The secretary looked at me conspiratorially from between the long green leaves of the plant sitting on the edge of her desk.
"Are you getting married?" she asked covertly, excitedly.
I looked down at my semi-professional clothes, the pile of winter gear now in my lap, and the steno pad and pen in my hands, and thought quickly of my boyfriend. And my age. And my dolls. And the single university diploma sitting on my dresser at home. I decided I definitely wasn't, and giggled softly.
"No," I exhaled. "I'm here to interview..."
"I only asked because I was being nosy," she admitted. "When I was your age, I was getting married."

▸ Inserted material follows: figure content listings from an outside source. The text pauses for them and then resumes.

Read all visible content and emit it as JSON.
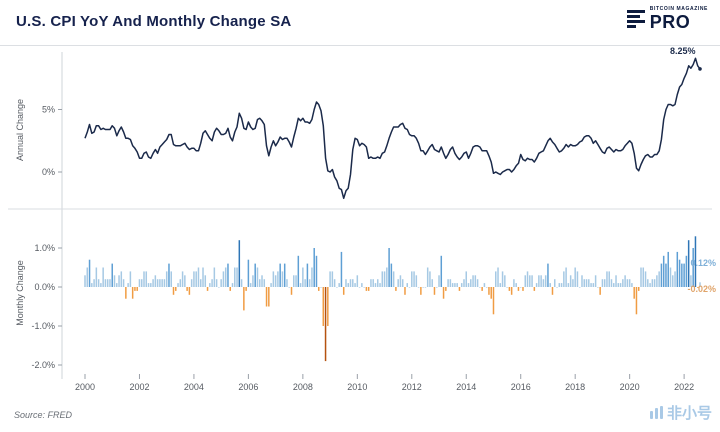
{
  "header": {
    "title": "U.S. CPI YoY And Monthly Change SA",
    "logo_small": "BITCOIN MAGAZINE",
    "logo_big": "PRO"
  },
  "source": "Source: FRED",
  "watermark": "非小号",
  "colors": {
    "line": "#1b2a4a",
    "bar_pos": "#a6c9e4",
    "bar_pos_mid": "#5e9fd4",
    "bar_pos_strong": "#2e75b6",
    "bar_neg": "#f09c43",
    "bar_neg_strong": "#b5520f",
    "annotation_annual": "#1b2a4a",
    "annotation_pos": "#7fb0d8",
    "annotation_neg": "#e0a46a"
  },
  "chart_data": {
    "type": "line+bar",
    "title": "U.S. CPI YoY And Monthly Change SA",
    "x_range": {
      "start": "2000-01",
      "end": "2022-08",
      "freq": "monthly"
    },
    "x_tick_years": [
      2000,
      2002,
      2004,
      2006,
      2008,
      2010,
      2012,
      2014,
      2016,
      2018,
      2020,
      2022
    ],
    "annotations": [
      {
        "text": "8.25%",
        "applies_to": "annual last value"
      },
      {
        "text": "0.12%",
        "applies_to": "monthly last positive value"
      },
      {
        "text": "-0.02%",
        "applies_to": "monthly last negative value"
      }
    ],
    "panels": [
      {
        "name": "annual",
        "type": "line",
        "ylabel": "Annual Change",
        "ylim": [
          -2.5,
          9.5
        ],
        "yticks": [
          {
            "v": 5,
            "label": "5%"
          },
          {
            "v": 0,
            "label": "0%"
          }
        ],
        "values": [
          2.7,
          3.2,
          3.8,
          3.1,
          3.2,
          3.7,
          3.7,
          3.4,
          3.5,
          3.4,
          3.4,
          3.4,
          3.7,
          3.5,
          2.9,
          3.3,
          3.6,
          3.2,
          2.7,
          2.7,
          2.6,
          2.1,
          1.9,
          1.6,
          1.1,
          1.1,
          1.5,
          1.6,
          1.2,
          1.1,
          1.5,
          1.8,
          1.5,
          2.0,
          2.2,
          2.4,
          2.6,
          3.0,
          3.0,
          2.2,
          2.1,
          2.1,
          2.1,
          2.2,
          2.3,
          2.0,
          1.8,
          1.9,
          1.9,
          1.7,
          1.7,
          2.3,
          3.1,
          3.3,
          3.0,
          2.7,
          2.5,
          3.2,
          3.5,
          3.3,
          3.0,
          3.0,
          3.1,
          3.5,
          2.8,
          2.5,
          3.2,
          3.6,
          4.7,
          4.3,
          3.5,
          3.4,
          4.0,
          3.6,
          3.4,
          3.5,
          4.2,
          4.3,
          4.1,
          3.8,
          2.1,
          1.3,
          2.0,
          2.5,
          2.1,
          2.4,
          2.8,
          2.6,
          2.7,
          2.7,
          2.4,
          2.0,
          2.8,
          3.5,
          4.3,
          4.1,
          4.3,
          4.0,
          4.0,
          3.9,
          4.2,
          5.0,
          5.6,
          5.4,
          4.9,
          3.7,
          1.1,
          0.1,
          0.0,
          0.2,
          -0.4,
          -0.7,
          -1.3,
          -1.4,
          -2.1,
          -1.5,
          -1.3,
          -0.2,
          1.8,
          2.7,
          2.6,
          2.1,
          2.3,
          2.2,
          2.0,
          1.1,
          1.2,
          1.1,
          1.1,
          1.2,
          1.1,
          1.5,
          1.6,
          2.1,
          2.7,
          3.2,
          3.6,
          3.6,
          3.6,
          3.8,
          3.9,
          3.5,
          3.4,
          3.0,
          2.9,
          2.9,
          2.7,
          2.3,
          1.7,
          1.7,
          1.4,
          1.7,
          2.0,
          2.2,
          1.8,
          1.7,
          1.6,
          2.0,
          1.5,
          1.1,
          1.4,
          1.8,
          2.0,
          1.5,
          1.2,
          1.0,
          1.2,
          1.5,
          1.6,
          1.1,
          1.5,
          2.0,
          2.1,
          2.1,
          2.0,
          1.7,
          1.7,
          1.7,
          1.3,
          0.8,
          -0.1,
          0.0,
          -0.1,
          -0.2,
          0.0,
          0.1,
          0.2,
          0.2,
          0.0,
          0.2,
          0.5,
          0.7,
          1.4,
          1.0,
          0.9,
          1.1,
          1.0,
          1.0,
          0.8,
          1.1,
          1.5,
          1.6,
          1.7,
          2.1,
          2.5,
          2.7,
          2.4,
          2.2,
          1.9,
          1.6,
          1.7,
          1.9,
          2.2,
          2.0,
          2.2,
          2.1,
          2.1,
          2.2,
          2.4,
          2.5,
          2.8,
          2.9,
          2.9,
          2.7,
          2.3,
          2.5,
          2.2,
          1.9,
          1.6,
          1.5,
          1.9,
          2.0,
          1.8,
          1.6,
          1.8,
          1.7,
          1.7,
          1.8,
          2.1,
          2.3,
          2.5,
          2.3,
          1.5,
          0.3,
          0.1,
          0.6,
          1.0,
          1.3,
          1.4,
          1.2,
          1.2,
          1.4,
          1.4,
          1.7,
          2.6,
          4.2,
          5.0,
          5.4,
          5.4,
          5.3,
          5.4,
          6.2,
          6.8,
          7.0,
          7.5,
          7.9,
          8.5,
          8.3,
          8.6,
          9.1,
          8.5,
          8.25
        ]
      },
      {
        "name": "monthly",
        "type": "bar",
        "ylabel": "Monthly Change",
        "ylim": [
          -2.1,
          1.9
        ],
        "yticks": [
          {
            "v": 1,
            "label": "1.0%"
          },
          {
            "v": 0,
            "label": "0.0%"
          },
          {
            "v": -1,
            "label": "-1.0%"
          },
          {
            "v": -2,
            "label": "-2.0%"
          }
        ],
        "values": [
          0.3,
          0.5,
          0.7,
          0.1,
          0.2,
          0.5,
          0.2,
          0.1,
          0.5,
          0.2,
          0.2,
          0.2,
          0.6,
          0.3,
          0.1,
          0.3,
          0.4,
          0.2,
          -0.3,
          0.1,
          0.4,
          -0.3,
          -0.1,
          -0.1,
          0.2,
          0.2,
          0.4,
          0.4,
          0.1,
          0.1,
          0.2,
          0.3,
          0.2,
          0.2,
          0.2,
          0.2,
          0.4,
          0.6,
          0.4,
          -0.2,
          -0.1,
          0.1,
          0.2,
          0.4,
          0.3,
          -0.1,
          -0.2,
          0.2,
          0.4,
          0.4,
          0.5,
          0.2,
          0.5,
          0.3,
          -0.1,
          0.1,
          0.2,
          0.5,
          0.2,
          0.0,
          0.2,
          0.4,
          0.5,
          0.6,
          -0.1,
          0.1,
          0.5,
          0.5,
          1.2,
          0.2,
          -0.6,
          -0.1,
          0.7,
          0.1,
          0.3,
          0.6,
          0.5,
          0.2,
          0.3,
          0.2,
          -0.5,
          -0.5,
          0.1,
          0.4,
          0.3,
          0.4,
          0.6,
          0.4,
          0.6,
          0.2,
          0.0,
          -0.2,
          0.3,
          0.3,
          0.8,
          0.1,
          0.5,
          0.2,
          0.6,
          0.2,
          0.5,
          1.0,
          0.8,
          -0.1,
          0.0,
          -1.0,
          -1.9,
          -1.0,
          0.4,
          0.4,
          0.2,
          0.0,
          0.1,
          0.9,
          -0.2,
          0.2,
          0.1,
          0.2,
          0.2,
          0.1,
          0.3,
          0.0,
          0.1,
          0.0,
          -0.1,
          -0.1,
          0.2,
          0.2,
          0.1,
          0.2,
          0.1,
          0.4,
          0.4,
          0.5,
          1.0,
          0.6,
          0.4,
          -0.1,
          0.2,
          0.3,
          0.2,
          -0.2,
          0.1,
          0.0,
          0.4,
          0.4,
          0.3,
          0.0,
          -0.2,
          0.0,
          0.0,
          0.5,
          0.4,
          0.2,
          -0.2,
          0.0,
          0.3,
          0.8,
          -0.3,
          -0.1,
          0.2,
          0.2,
          0.1,
          0.1,
          0.1,
          -0.1,
          0.1,
          0.2,
          0.4,
          0.1,
          0.2,
          0.3,
          0.3,
          0.2,
          0.0,
          -0.1,
          0.1,
          0.0,
          -0.2,
          -0.3,
          -0.7,
          0.4,
          0.5,
          0.1,
          0.4,
          0.3,
          0.0,
          -0.1,
          -0.2,
          0.2,
          0.1,
          -0.1,
          0.0,
          -0.1,
          0.3,
          0.4,
          0.3,
          0.3,
          -0.1,
          0.1,
          0.3,
          0.3,
          0.2,
          0.3,
          0.6,
          0.1,
          -0.2,
          0.2,
          0.0,
          0.1,
          0.1,
          0.4,
          0.5,
          0.1,
          0.3,
          0.2,
          0.5,
          0.4,
          0.0,
          0.3,
          0.2,
          0.2,
          0.2,
          0.1,
          0.1,
          0.3,
          0.0,
          -0.2,
          0.2,
          0.2,
          0.4,
          0.4,
          0.2,
          0.1,
          0.3,
          0.1,
          0.1,
          0.2,
          0.3,
          0.2,
          0.2,
          0.1,
          -0.3,
          -0.7,
          -0.1,
          0.5,
          0.5,
          0.4,
          0.2,
          0.1,
          0.2,
          0.2,
          0.3,
          0.4,
          0.6,
          0.8,
          0.6,
          0.9,
          0.5,
          0.3,
          0.4,
          0.9,
          0.7,
          0.6,
          0.6,
          0.8,
          1.2,
          0.3,
          1.0,
          1.3,
          -0.02,
          0.12
        ]
      }
    ]
  }
}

I wondered what age I looked and what age she was when she got married... and the rabbi called me into his office.
-----
I don't know where 20-somethings disappear to when they graduate from college, but apparently they don't end up at semi-conservative religious publications. People have mistaken me for many things since I've been here, and usually it's not the reporter I am. Or once I sit them down for the interview, they talk about me and my generation... "Kids your age, they don't feel any connection to stuffy Jewish institutions." (True.) And when, yesterday, we touched on "the problem of" Jewish continuity and intermarriage, I tried to sit up straighter and look older when I realized that I embody the quintessential "problem" the older generations talk about when they fear the religion will die.
I don't mind, really. I smile understandingly and look forward to one day when I will hopefully be among the hip, young journalists at some publication or blog that publishes articles I would read and things I would believe if I wasn't forced to.